おそらく実際の引渡し前には、アメリカ政府からイギリス政府に対して何らかの公約を含む文書が送付されるはずです。しかし、その内容をどこまで信用するのか、アメリカとイギリスの二国間関係や国際法遵守の関係、イギリスの国際的イメージなどの観点から、極めて難しい司法上・外交上の判断が求められるでしょう。

いずれにせよ、上記の1.と統合して考えると、7年前にアサンジ氏が、欧州人権条約を批准している国(つまり死刑存続国アメリカへの身柄引き渡しに非常に消極的な国)にあるラテン・アメリカ諸国の公館(つまり「外交的庇護」に積極的な国)に逃げ込んだのは、彼の弁護士団の巧みな選択だったと言えます。

イギリスからアメリカへのアサンジ氏の引き渡しにあたってもう一つのハードルになりうるのが、「政治犯の身柄不引き渡しの原則」です。

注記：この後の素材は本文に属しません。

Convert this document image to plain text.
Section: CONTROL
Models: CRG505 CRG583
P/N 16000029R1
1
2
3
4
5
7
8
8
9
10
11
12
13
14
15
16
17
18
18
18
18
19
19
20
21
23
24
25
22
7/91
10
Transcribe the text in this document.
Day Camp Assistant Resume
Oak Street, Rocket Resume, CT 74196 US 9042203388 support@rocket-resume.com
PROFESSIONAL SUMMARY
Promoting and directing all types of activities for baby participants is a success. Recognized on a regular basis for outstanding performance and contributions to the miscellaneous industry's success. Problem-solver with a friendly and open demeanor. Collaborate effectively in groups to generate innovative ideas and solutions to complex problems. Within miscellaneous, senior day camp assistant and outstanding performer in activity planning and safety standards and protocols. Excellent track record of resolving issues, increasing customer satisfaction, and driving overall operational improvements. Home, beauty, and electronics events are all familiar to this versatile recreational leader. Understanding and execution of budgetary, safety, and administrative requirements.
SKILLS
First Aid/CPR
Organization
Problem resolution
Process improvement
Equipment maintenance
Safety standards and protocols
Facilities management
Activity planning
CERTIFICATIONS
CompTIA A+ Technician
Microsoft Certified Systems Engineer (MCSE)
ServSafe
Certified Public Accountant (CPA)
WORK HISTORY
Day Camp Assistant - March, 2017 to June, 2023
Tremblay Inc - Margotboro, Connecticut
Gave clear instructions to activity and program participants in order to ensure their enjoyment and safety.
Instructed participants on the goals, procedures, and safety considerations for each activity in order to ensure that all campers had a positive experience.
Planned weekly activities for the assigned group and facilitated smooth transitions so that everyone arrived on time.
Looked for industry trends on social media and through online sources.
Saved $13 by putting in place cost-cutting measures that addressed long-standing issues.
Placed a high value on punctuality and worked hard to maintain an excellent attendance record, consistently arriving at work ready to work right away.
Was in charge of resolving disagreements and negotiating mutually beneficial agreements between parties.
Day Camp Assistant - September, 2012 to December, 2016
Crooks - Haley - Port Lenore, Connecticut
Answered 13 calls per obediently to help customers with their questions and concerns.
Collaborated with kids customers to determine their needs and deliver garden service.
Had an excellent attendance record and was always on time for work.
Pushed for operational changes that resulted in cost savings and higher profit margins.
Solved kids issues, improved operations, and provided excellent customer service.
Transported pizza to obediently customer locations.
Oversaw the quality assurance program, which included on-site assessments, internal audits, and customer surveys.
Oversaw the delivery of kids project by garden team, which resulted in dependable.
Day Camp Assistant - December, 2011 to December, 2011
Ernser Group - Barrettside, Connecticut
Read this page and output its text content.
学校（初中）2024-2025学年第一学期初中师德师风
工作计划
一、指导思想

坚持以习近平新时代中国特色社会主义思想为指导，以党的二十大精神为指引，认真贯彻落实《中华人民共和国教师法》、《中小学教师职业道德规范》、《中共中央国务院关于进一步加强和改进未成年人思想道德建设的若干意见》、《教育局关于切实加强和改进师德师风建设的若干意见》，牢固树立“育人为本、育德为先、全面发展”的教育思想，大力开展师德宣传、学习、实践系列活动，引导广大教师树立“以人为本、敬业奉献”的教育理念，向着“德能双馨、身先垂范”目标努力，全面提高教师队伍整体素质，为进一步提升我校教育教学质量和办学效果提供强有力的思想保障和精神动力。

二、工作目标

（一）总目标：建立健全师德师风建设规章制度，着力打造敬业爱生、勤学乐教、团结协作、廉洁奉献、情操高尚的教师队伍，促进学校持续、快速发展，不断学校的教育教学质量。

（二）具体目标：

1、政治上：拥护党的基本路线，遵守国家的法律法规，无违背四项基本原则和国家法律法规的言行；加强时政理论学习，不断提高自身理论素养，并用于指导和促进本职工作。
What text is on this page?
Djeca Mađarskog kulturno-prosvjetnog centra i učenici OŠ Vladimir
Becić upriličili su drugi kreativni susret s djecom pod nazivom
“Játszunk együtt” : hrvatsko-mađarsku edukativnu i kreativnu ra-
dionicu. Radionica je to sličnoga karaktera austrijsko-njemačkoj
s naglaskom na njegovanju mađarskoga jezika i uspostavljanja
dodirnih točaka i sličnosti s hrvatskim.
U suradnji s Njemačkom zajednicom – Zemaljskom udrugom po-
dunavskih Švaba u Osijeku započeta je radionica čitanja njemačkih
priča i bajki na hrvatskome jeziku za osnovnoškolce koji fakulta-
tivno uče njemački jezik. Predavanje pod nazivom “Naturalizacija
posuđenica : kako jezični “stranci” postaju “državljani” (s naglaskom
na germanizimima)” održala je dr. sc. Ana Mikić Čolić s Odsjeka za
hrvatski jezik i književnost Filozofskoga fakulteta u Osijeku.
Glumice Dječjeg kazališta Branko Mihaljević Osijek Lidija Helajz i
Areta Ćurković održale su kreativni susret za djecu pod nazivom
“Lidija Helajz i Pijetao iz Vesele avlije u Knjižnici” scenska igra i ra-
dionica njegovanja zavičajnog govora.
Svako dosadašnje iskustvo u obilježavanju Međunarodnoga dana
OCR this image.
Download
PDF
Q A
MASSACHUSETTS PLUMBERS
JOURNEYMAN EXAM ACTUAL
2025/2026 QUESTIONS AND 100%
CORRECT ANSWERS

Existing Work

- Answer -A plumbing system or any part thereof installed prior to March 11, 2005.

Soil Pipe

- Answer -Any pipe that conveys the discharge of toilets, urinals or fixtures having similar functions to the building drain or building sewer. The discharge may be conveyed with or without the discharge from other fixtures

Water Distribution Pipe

確かに、もし政治犯が送還されたら迫害にあたるような人権侵害を受けるおそれがある場合には、難民条約上に言う「難民」に該当し、送還禁止の原則(いわゆるノン・ルフールモン原則)が適用されます。けれども、政治犯容疑者の引き渡しが国際法上で全面的に禁止されているかどうかについては、国際法学者の間でも意見の分かれるところです。

また、「英国と米国の間の犯罪人引き渡し条約」が2006年に、「EUと米国の間の犯罪人引き渡し条約」が2010年に発効しています。その詳しい内容については端折りますが、簡略化して言うと、上の2で解説した「死刑に処せられる可能性がある国への送還禁止」に加えて、引き渡しに先立って以下の二つの条件が求められるようになってきています。

・引き渡しの根拠になっている犯罪が、引き渡し請求国と被請求国の双方で犯罪として認められていること

・引き渡しの根拠となっている犯罪が、「政治犯罪」でないこと

ここで問題になるのが、今回アメリカ政府がアサンジ氏の身柄引き渡しを請求する根拠となった「チェルシー・マニング氏による米国政府ウェブサイトのハッキングを教唆した疑い」が、「政治犯罪」に相当するかです。これについては、イギリスの裁判所がどのような判断を下すのか、あるいは下さずに別の論点に依拠して判決を下すのか、非常に興味深いところです。

筆者の個人的見解

今回、エクアドル政府が外交的庇護を取り消し、アサンジ氏がイギリス警察によって逮捕されたのは、同氏がイギリスで2012年時点での保釈条件に違反したという観点についてだけ言えば、極めて妥当だと思います。「庇護」というのは、外交的庇護であれ領土的庇護であれ、犯罪者の「逃げ得」のためのものではないからです。また、アサンジ氏はスウェーデンにおいて2件の性犯罪の疑いで訴えられており、2020年8月までは時効でないため、むしろ英国からスウェーデンには引き渡されるべきだと私は考えます。

問題は、イギリスないしはスウェーデンからアメリカに引き渡されるのか否かです。ウィキリークスによるハッキング活動は「政治犯罪」なのか「一般犯罪」なのか、あるいは「知る権利」を守るための正義なのか、独房に長期間収監されることが「拷問ないしは非人道的または品位を傷つける処遇または処罰」に相当するのか。インターネットと国際法と人権問題が複雑に絡み合ったとても興味深いケースと言えるでしょう。